Revues technique des louanges
Le VPN protégerait et sécuriserait vos données
Par « protéger » et « sécuriser », entendons-nous sur deux choses : protéger les données signifie qu’il n’est pas possible d’intercepter la communication pour la lire (confidentialité) grâce au chiffrement, et qu’il n’est pas non plus possible d’altérer la communication pour détourner l’information à des fins malveillantes (authenticité).
Techniquement, un tunnel chiffré tels ceux qui sont fournis par les prestataires implémentent les vertus cardinales susmentionnées. Mais une question doit impérativement se poser pour en apprécier les implications.
Ça protège. Mais ça protège quoi et ça protège de qui ?
Un tunnel vous protège essentiellement de deux acteurs : le fournisseur d’accès à Internet (FAI) qui achemine vos données vers le reste de l’Internet et les autres machines qui pourraient être sur le même réseau local (LAN) que le vôtre.
Réseau local et partagé
Le réseau local, c’est ce qui est constitué des tous les appareils connectés (en filaire ou Wi-Fi) à un même routeur/box. À la maison, le réseau local est supposément privé car seuls vos équipements sont sur ce réseau en principe de confiance. Mais la notion de réseau local s’étend aussi dans le cas d’une connexion Wi-Fi partagée au parc ou au café. Vous partagez alors le même réseau local que d’autres utilisateurs, lesquels ne peuvent pas être réputés dignes de confiance. Il en va de même avec l’entité qui possède et gère ce point d’accès (la café, la municipalité qui met du Wi-Fi dans le parc, etc.)
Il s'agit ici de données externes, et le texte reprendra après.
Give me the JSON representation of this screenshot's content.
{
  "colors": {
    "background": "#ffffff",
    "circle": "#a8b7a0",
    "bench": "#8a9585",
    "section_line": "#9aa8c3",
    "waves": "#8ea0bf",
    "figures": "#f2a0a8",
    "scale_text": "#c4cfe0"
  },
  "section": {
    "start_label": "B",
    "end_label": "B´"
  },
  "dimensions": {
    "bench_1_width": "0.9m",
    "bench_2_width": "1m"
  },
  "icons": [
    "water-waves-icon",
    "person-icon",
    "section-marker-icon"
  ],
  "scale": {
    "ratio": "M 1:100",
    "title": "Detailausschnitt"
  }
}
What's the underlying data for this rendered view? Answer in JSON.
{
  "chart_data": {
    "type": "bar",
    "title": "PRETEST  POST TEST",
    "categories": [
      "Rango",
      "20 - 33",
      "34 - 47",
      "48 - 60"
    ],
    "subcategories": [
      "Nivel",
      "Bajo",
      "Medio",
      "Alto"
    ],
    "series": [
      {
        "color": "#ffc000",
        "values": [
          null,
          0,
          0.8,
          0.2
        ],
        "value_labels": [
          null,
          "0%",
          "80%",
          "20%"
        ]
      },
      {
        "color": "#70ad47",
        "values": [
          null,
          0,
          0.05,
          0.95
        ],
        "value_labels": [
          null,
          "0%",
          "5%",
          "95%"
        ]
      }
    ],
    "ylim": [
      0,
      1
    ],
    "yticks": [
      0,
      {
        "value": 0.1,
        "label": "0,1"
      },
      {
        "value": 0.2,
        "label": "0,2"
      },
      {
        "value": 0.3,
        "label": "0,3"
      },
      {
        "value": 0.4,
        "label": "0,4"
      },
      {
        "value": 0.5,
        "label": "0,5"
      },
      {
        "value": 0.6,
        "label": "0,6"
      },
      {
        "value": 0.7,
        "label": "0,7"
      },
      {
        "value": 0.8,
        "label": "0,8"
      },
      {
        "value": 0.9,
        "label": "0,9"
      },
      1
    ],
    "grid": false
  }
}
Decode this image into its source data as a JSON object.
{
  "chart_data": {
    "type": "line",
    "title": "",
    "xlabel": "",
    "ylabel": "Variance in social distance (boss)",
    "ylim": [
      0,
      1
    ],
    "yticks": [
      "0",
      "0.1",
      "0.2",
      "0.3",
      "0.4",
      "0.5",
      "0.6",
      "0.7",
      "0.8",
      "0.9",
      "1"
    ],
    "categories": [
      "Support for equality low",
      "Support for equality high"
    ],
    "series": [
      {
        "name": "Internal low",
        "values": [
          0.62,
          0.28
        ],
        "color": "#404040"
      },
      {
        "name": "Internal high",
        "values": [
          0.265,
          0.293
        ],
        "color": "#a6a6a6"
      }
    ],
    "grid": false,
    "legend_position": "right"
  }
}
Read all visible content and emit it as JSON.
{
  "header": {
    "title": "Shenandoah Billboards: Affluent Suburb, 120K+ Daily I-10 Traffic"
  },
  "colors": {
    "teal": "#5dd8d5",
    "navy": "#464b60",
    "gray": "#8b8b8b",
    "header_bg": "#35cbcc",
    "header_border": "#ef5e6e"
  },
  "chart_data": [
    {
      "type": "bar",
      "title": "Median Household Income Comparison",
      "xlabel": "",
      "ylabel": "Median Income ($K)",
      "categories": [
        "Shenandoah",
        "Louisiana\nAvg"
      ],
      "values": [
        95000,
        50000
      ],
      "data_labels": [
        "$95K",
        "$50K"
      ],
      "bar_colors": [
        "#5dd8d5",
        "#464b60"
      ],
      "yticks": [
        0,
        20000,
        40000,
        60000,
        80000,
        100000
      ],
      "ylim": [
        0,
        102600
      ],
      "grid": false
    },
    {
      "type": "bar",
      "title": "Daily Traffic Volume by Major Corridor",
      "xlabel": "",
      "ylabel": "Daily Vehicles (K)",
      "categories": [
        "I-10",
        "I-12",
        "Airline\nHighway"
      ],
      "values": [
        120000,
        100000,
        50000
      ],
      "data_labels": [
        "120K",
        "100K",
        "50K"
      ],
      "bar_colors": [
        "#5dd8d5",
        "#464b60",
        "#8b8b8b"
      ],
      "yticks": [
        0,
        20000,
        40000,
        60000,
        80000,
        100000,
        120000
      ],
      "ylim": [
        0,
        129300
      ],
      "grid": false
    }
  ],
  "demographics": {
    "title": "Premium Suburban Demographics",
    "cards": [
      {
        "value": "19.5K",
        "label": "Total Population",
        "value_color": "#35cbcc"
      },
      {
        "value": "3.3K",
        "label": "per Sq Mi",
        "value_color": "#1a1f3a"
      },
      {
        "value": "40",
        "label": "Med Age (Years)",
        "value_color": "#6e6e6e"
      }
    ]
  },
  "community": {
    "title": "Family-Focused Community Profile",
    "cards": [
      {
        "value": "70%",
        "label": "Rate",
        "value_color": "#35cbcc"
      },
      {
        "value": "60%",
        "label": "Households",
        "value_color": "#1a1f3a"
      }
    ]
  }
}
Au sein d’un même réseau local, il est possible de sniffer le trafic et d’intercepter les communications facilement, surtout en Wi-Fi. Cela inclut le fait d’espionner vos communications ou de les altérer.
D’après notre définition, cela n’est pas un problème avec le VPN : le tunnel est établi entre votre machine et le serveur du fournisseur VPN. Les curieux partageant votre réseau local ne peuvent donc pas intercepter les communications, ni les altérer de façon malveillante.
Fournisseur d’accès à Internet (FAI)
Au delà de la box et du réseau local, il y quelqu’un d’autre : le FAI. Le FAI a bien entendu accès au contenu des communications que vous lui demander de transporter. De la même façon qu’un acteur malveillant sur le réseau local, le FAI peut potentiellement lire et agir sur votre trafic.
Et le HTTPS dans tous cas ?
De nos jours, les sites Web officiels (banques, réseaux sociaux, plateforme d’achat en ligne) implémentent systématiquement la couche de sécurité HTTPS (TLS), de même que les prestataires en général pour d’autres protocoles (exemple : SMTPS et IMAPS pour vos emails). Le VPN est-il alors nécessaire ?
Il est vrai qu’une simple couche HTTPS (et TLS en général) suffit à contrer les attaques évoquées plus haut, même sur une connexion Wi-Fi on ne peut plus douteuse.1 La question se pose donc bien. L’utilisation d’un protocole sur TLS (HTTPS, SMTPS, IMAPS, …) rendrait-il l’utilisation d’un VPN superflue pour autant ?
Certains petits sites Web ne sont pas sécurisés et certains services non-Web non plus. Dans ce cas, le VPN permet au moins de protéger les données initialement en clair jusqu’à la terminaison du tunnel. Mais pas au delà : quand c’est la fin du tunnel, les données initialement en clair ne sont plus chiffrées et continuent leur route en clair. Pour cette raison, l’utilisation d’un VPN n’est pas un prétexte pour se passer des protocoles sécurisés comme HTTPS qui eux assurent la sécurité de votre machine jusqu’au serveur final (au delà de celui du VPN). Je ne peux donc que vous encourager à veiller à utiliser des protocoles sécurisé partout, VPN ou pas.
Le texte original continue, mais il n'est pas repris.